Despierto del todo. Me duelen las sienes. Soñé mucho, demasiado y como siempre ocurre cuesta ordenar todo el asunto teatral de las historias. El Valle cruzando el Atlántico, mis sicilianos gritones, mis hermanas, mi abuela Nina con su pelo largo hasta la cintura, brillándole los ojos de picardía, el romance de mis padres, el olor de la naranja y el canto tempranero de los pajaritos de primavera, mi madre en la morgue, luego el turno de mi padre. Una nada y un todo. Todo lo que cabe en una vida que se me pasó como un huracán, mientras bostezo y mirándome al espejo hago muecas para despejarme. “Tengo una mística, tengo una música. Soy un Conejito Rojo. Ningún imbécil, ningún sabihondo o suicida con prepaga y millones me hará descreer de las utopías”, me digo.
“La vida es tan fugaz pero se mantiene sobreviviendo. Debo afeitarme, ir a trabajar, estar de buen humor.

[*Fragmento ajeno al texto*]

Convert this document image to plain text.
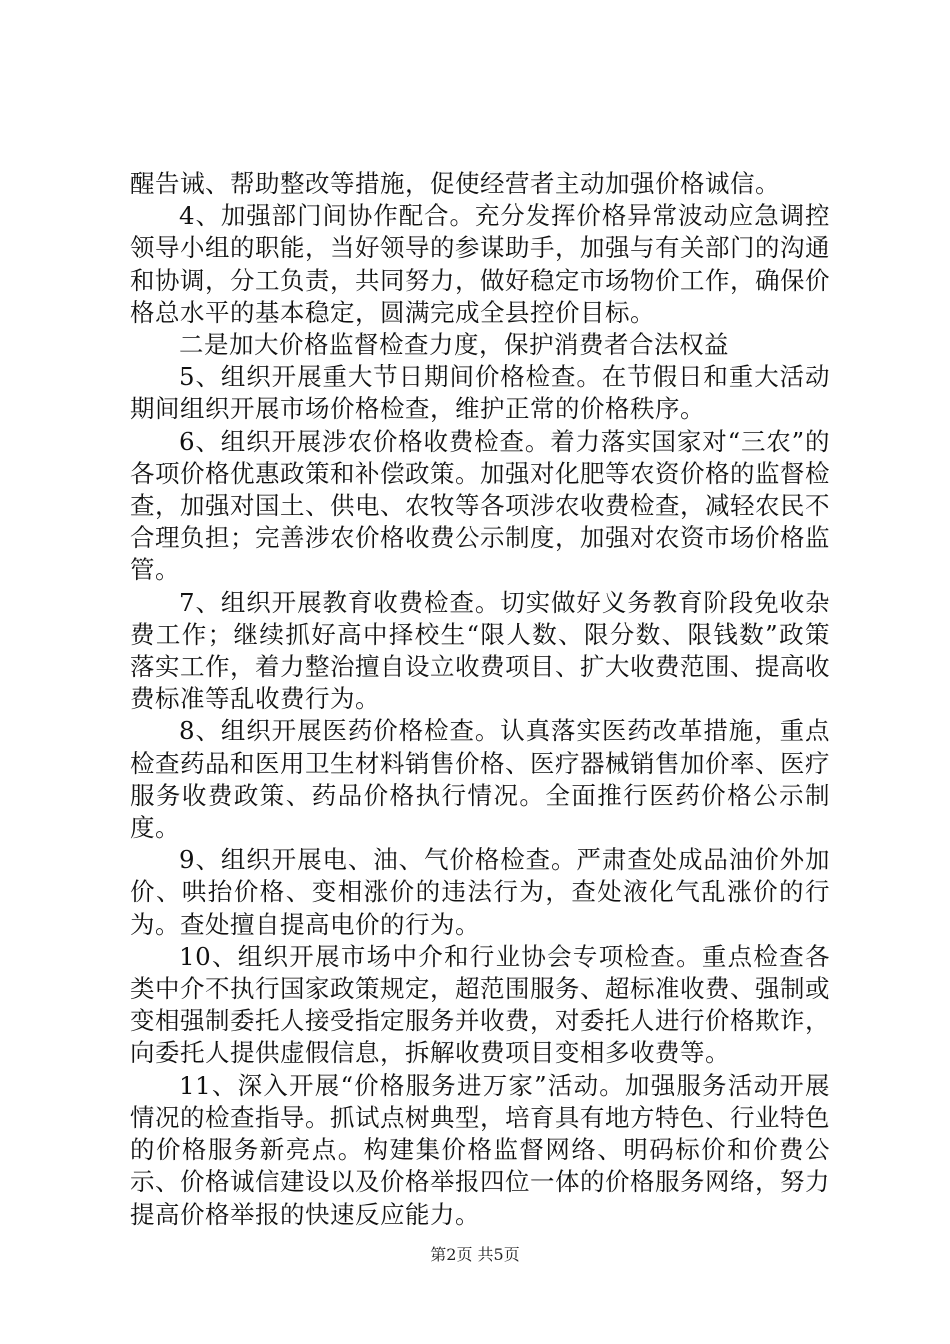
醒告诫、帮助整改等措施，促使经营者主动加强价格诚信。

4、加强部门间协作配合。充分发挥价格异常波动应急调控领导小组的职能，当好领导的参谋助手，加强与有关部门的沟通和协调，分工负责，共同努力，做好稳定市场物价工作，确保价格总水平的基本稳定，圆满完成全县控价目标。

二是加大价格监督检查力度，保护消费者合法权益

5、组织开展重大节日期间价格检查。在节假日和重大活动期间组织开展市场价格检查，维护正常的价格秩序。

6、组织开展涉农价格收费检查。着力落实国家对“三农”的各项价格优惠政策和补偿政策。加强对化肥等农资价格的监督检查，加强对国土、供电、农牧等各项涉农收费检查，减轻农民不合理负担；完善涉农价格收费公示制度，加强对农资市场价格监管。

7、组织开展教育收费检查。切实做好义务教育阶段免收杂费工作；继续抓好高中择校生“限人数、限分数、限钱数”政策落实工作，着力整治擅自设立收费项目、扩大收费范围、提高收费标准等乱收费行为。

8、组织开展医药价格检查。认真落实医药改革措施，重点检查药品和医用卫生材料销售价格、医疗器械销售加价率、医疗服务收费政策、药品价格执行情况。全面推行医药价格公示制度。

9、组织开展电、油、气价格检查。严肃查处成品油价外加价、哄抬价格、变相涨价的违法行为，查处液化气乱涨价的行为。查处擅自提高电价的行为。

10、组织开展市场中介和行业协会专项检查。重点检查各类中介不执行国家政策规定，超范围服务、超标准收费、强制或变相强制委托人接受指定服务并收费，对委托人进行价格欺诈，向委托人提供虚假信息，拆解收费项目变相多收费等。

11、深入开展“价格服务进万家”活动。加强服务活动开展情况的检查指导。抓试点树典型，培育具有地方特色、行业特色的价格服务新亮点。构建集价格监督网络、明码标价和价费公示、价格诚信建设以及价格举报四位一体的价格服务网络，努力提高价格举报的快速反应能力。

第2页 共5页
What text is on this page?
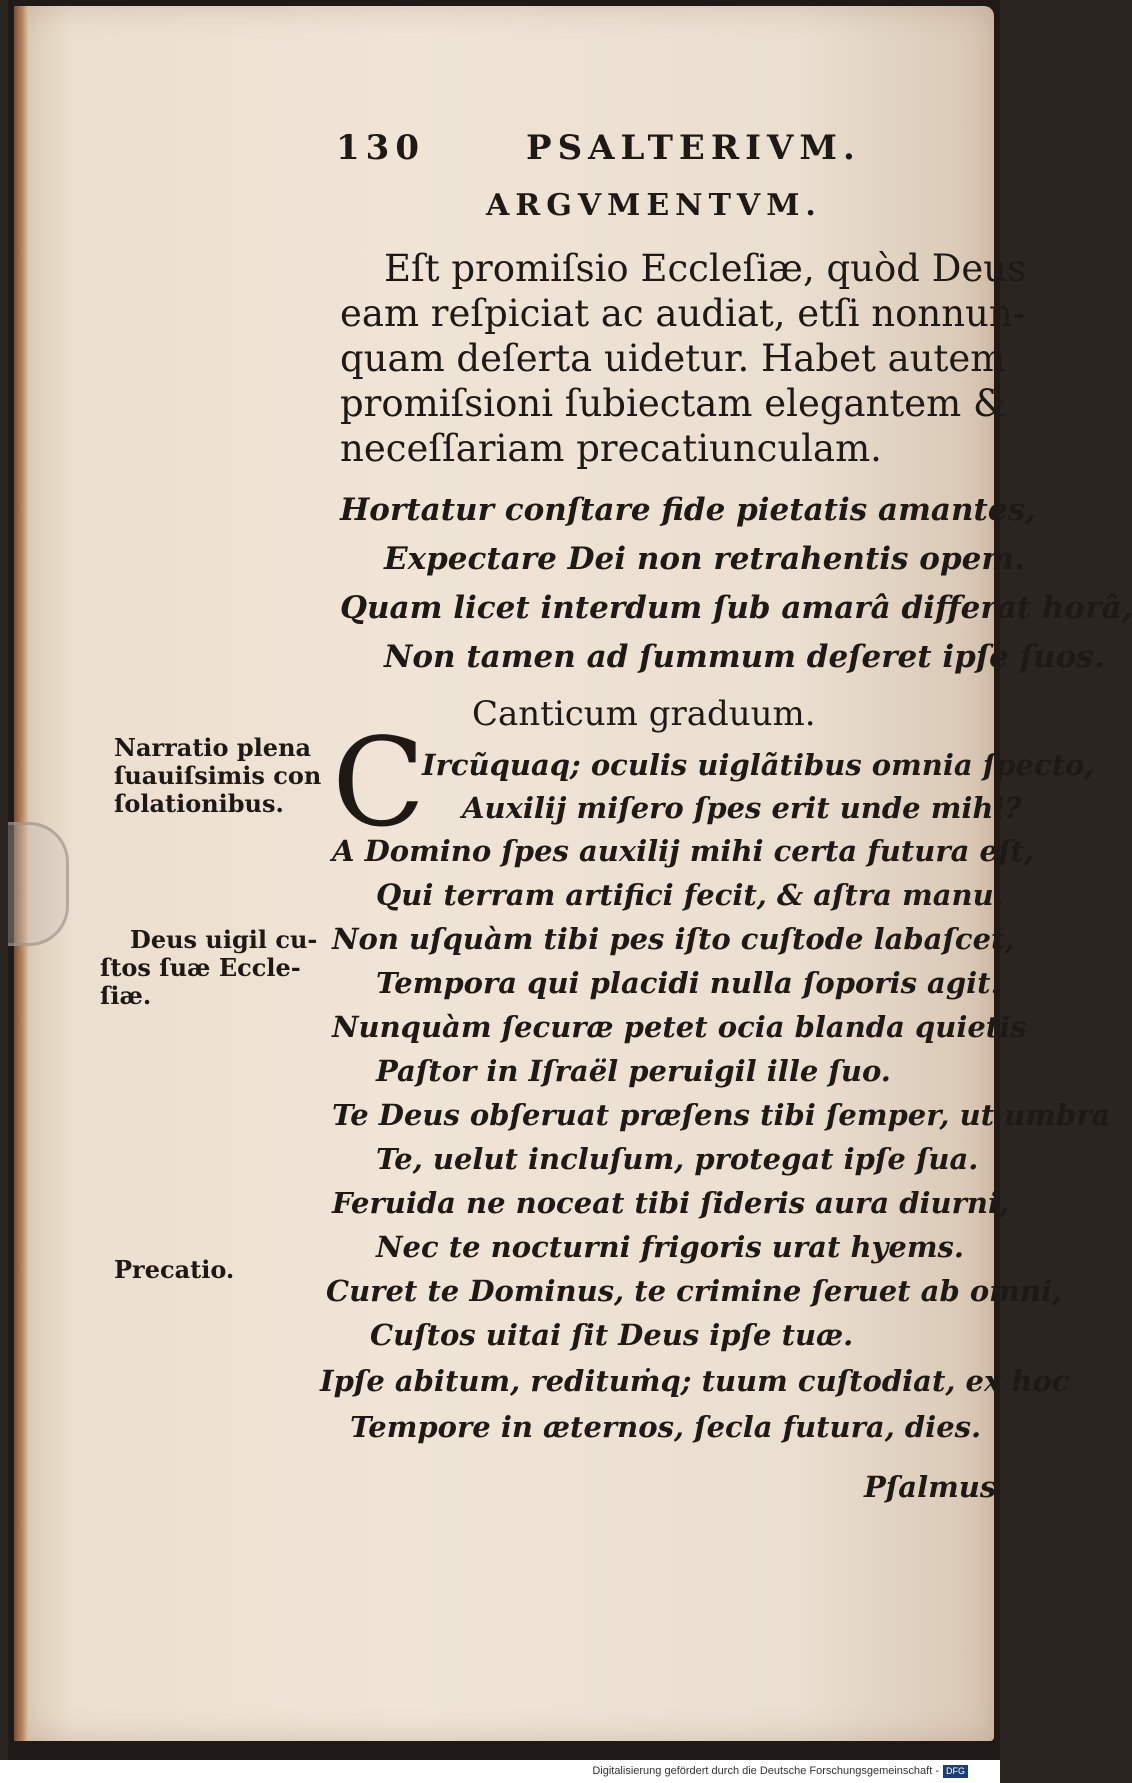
130	PSALTERIVM.
ARGVMENTVM.
Eſt promiſsio Eccleſiæ, quòd Deus
eam reſpiciat ac audiat, etſi nonnun-
quam deſerta uidetur. Habet autem
promiſsioni ſubiectam elegantem &
neceſſariam precatiunculam.
Hortatur conſtare fide pietatis amantes,
Expectare Dei non retrahentis opem.
Quam licet interdum ſub amarâ differat horâ,
Non tamen ad ſummum deſeret ipſe ſuos.
Canticum graduum.
C
Ircũquaq; oculis uiglãtibus omnia ſpecto,
Auxilij miſero ſpes erit unde mihi?
A Domino ſpes auxilij mihi certa futura eſt,
Qui terram artifici fecit, & aſtra manu.
Non uſquàm tibi pes iſto cuſtode labaſcet,
Tempora qui placidi nulla ſoporis agit.
Nunquàm ſecuræ petet ocia blanda quietis
Paſtor in Iſraël peruigil ille ſuo.
Te Deus obſeruat præſens tibi ſemper, ut umbra
Te, uelut incluſum, protegat ipſe ſua.
Feruida ne noceat tibi ſideris aura diurni,
Nec te nocturni frigoris urat hyems.
Curet te Dominus, te crimine ſeruet ab omni,
Cuſtos uitai ſit Deus ipſe tuæ.
Ipſe abitum, redituṁq; tuum cuſtodiat, ex hoc
Tempore in æternos, ſecla futura, dies.
Pſalmus
Narratio plena
ſuauiſsimis con
ſolationibus.
Deus uigil cu-
ſtos ſuæ Eccle-
ſiæ.
Precatio.
Digitalisierung gefördert durch die Deutsche Forschungsgemeinschaft - DFG
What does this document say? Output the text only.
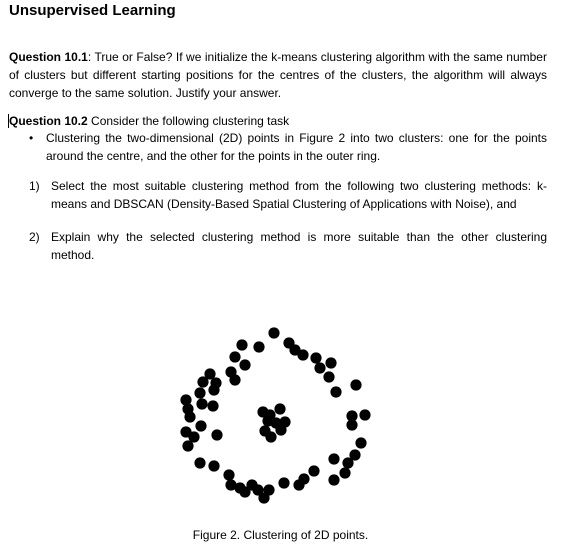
Unsupervised Learning
Question 10.1: True or False? If we initialize the k-means clustering algorithm with the same number of clusters but different starting positions for the centres of the clusters, the algorithm will always converge to the same solution. Justify your answer.
Question 10.2 Consider the following clustering task
• Clustering the two-dimensional (2D) points in Figure 2 into two clusters: one for the points around the centre, and the other for the points in the outer ring.
1) Select the most suitable clustering method from the following two clustering methods: k-means and DBSCAN (Density-Based Spatial Clustering of Applications with Noise), and
2) Explain why the selected clustering method is more suitable than the other clustering method.
Figure 2. Clustering of 2D points.
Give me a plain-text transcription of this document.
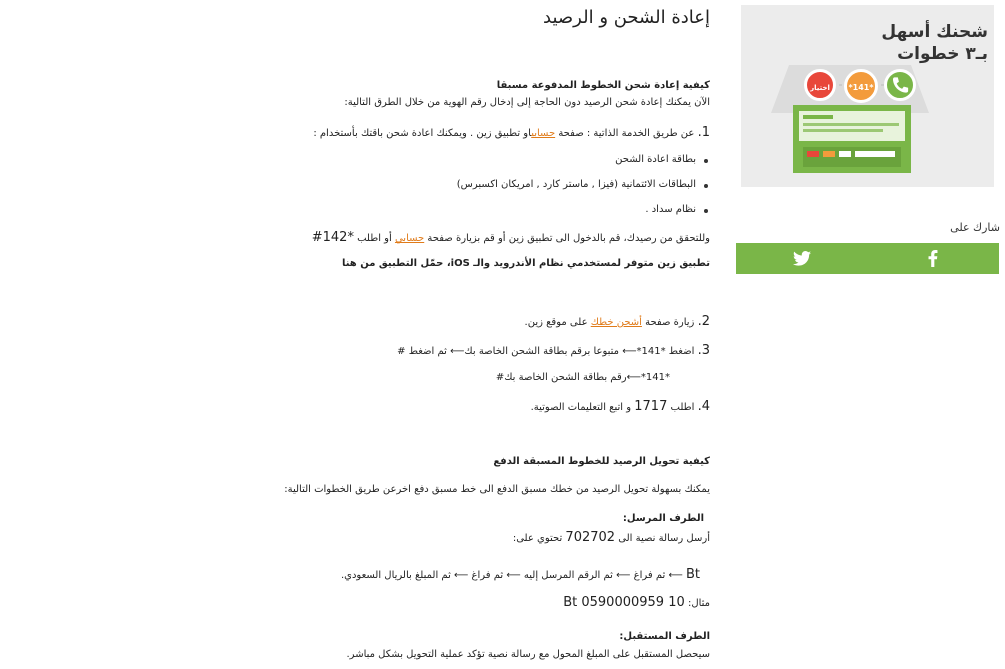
إعادة الشحن و الرصيد
كيفية إعادة شحن الخطوط المدفوعة مسبقا
الآن يمكنك إعادة شحن الرصيد دون الحاجة إلى إدخال رقم الهوية من خلال الطرق التالية:
1. عن طريق الخدمة الذاتية : صفحة حسابياو تطبيق زين . ويمكنك اعادة شحن باقتك بأستخدام :
بطاقة اعادة الشحن
البطاقات الائتمانية (فيزا , ماستر كارد , امريكان اكسبرس)
نظام سداد .
وللتحقق من رصيدك، قم بالدخول الى تطبيق زين أو قم بزيارة صفحة حسابي أو اطلب *142#
تطبيق زين متوفر لمستخدمي نظام الأندرويد والـ iOS، حمّل التطبيق من هنا
2. زيارة صفحة أشحن خطك على موقع زين.
3. اضغط *141*⟵ متبوعا برقم بطاقة الشحن الخاصة بك⟵ ثم اضغط #
*141*⟵رقم بطاقة الشحن الخاصة بك#
4. اطلب 1717 و اتبع التعليمات الصوتية.
كيفية تحويل الرصيد للخطوط المسبقة الدفع
يمكنك بسهولة تحويل الرصيد من خطك مسبق الدفع الى خط مسبق دفع اخرعن طريق الخطوات التالية:
الطرف المرسل:
أرسل رسالة نصية الى 702702 تحتوي على:
Bt ⟵ ثم فراغ ⟵ ثم الرقم المرسل إليه ⟵ ثم فراغ ⟵ ثم المبلغ بالريال السعودي.
مثال: Bt 0590000959 10
الطرف المستقبل:
سيحصل المستقبل على المبلغ المحول مع رسالة نصية تؤكد عملية التحويل بشكل مباشر.
شحنك أسهل
بـ٣ خطوات
اختيار	*141*
شارك على
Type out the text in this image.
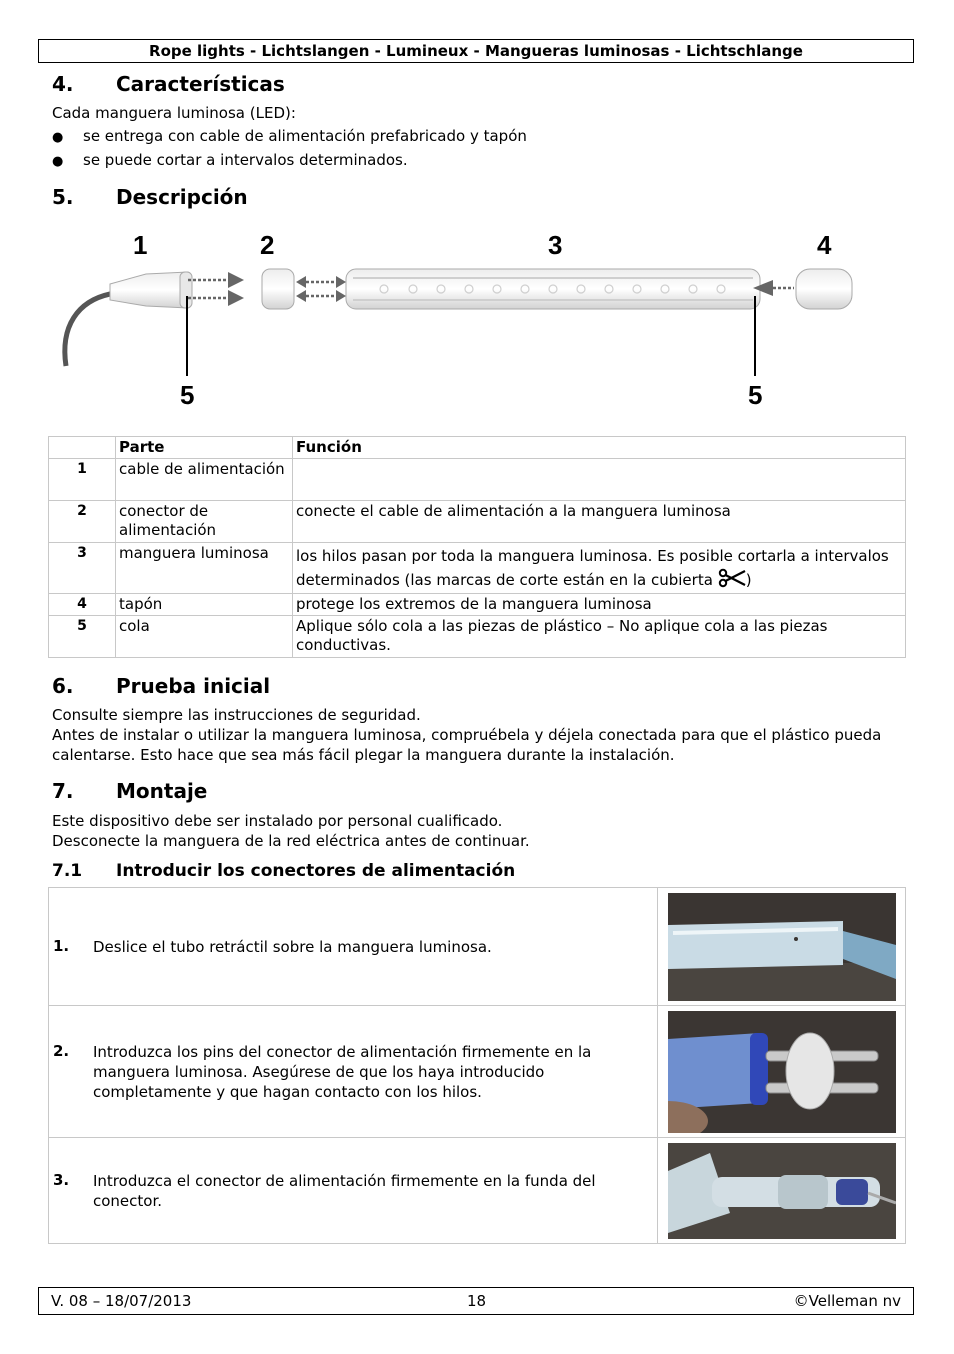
Rope lights - Lichtslangen - Lumineux - Mangueras luminosas - Lichtschlange
4. Características

Cada manguera luminosa (LED):

● se entrega con cable de alimentación prefabricado y tapón
● se puede cortar a intervalos determinados.
5. Descripción
1	2	3	4
5	5
	Parte	Función
1	cable de alimentación	
2	conector de alimentación	conecte el cable de alimentación a la manguera luminosa
3	manguera luminosa	los hilos pasan por toda la manguera luminosa. Es posible cortarla a intervalos determinados (las marcas de corte están en la cubierta )
4	tapón	protege los extremos de la manguera luminosa
5	cola	Aplique sólo cola a las piezas de plástico – No aplique cola a las piezas conductivas.
6. Prueba inicial

Consulte siempre las instrucciones de seguridad.

Antes de instalar o utilizar la manguera luminosa, compruébela y déjela conectada para que el plástico pueda calentarse. Esto hace que sea más fácil plegar la manguera durante la instalación.

7. Montaje

Este dispositivo debe ser instalado por personal cualificado.

Desconecte la manguera de la red eléctrica antes de continuar.

7.1 Introducir los conectores de alimentación
1. Deslice el tubo retráctil sobre la manguera luminosa.	

2. Introduzca los pins del conector de alimentación firmemente en la manguera luminosa. Asegúrese de que los haya introducido completamente y que hagan contacto con los hilos.	

3. Introduzca el conector de alimentación firmemente en la funda del conector.	
V. 08 – 18/07/2013	18	©Velleman nv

Debo ir a tocar música al bar”.
Y el conejito de pañolenci, el que cosí con mis manos para mis hijos ya grandes quienes, como en una voltereta fabulosa se han ido a vivir a Sicilia, parece decir que sí desde el armario, con su tosca cabezota. Todo vuelve al mismo lugar. El tiempo es una superstición, un equívoco, una perinola borracha que acomoda los giros, los relatos, los conejos rojos a su gusto y para mi suerte, en el justo lugar de la memoria.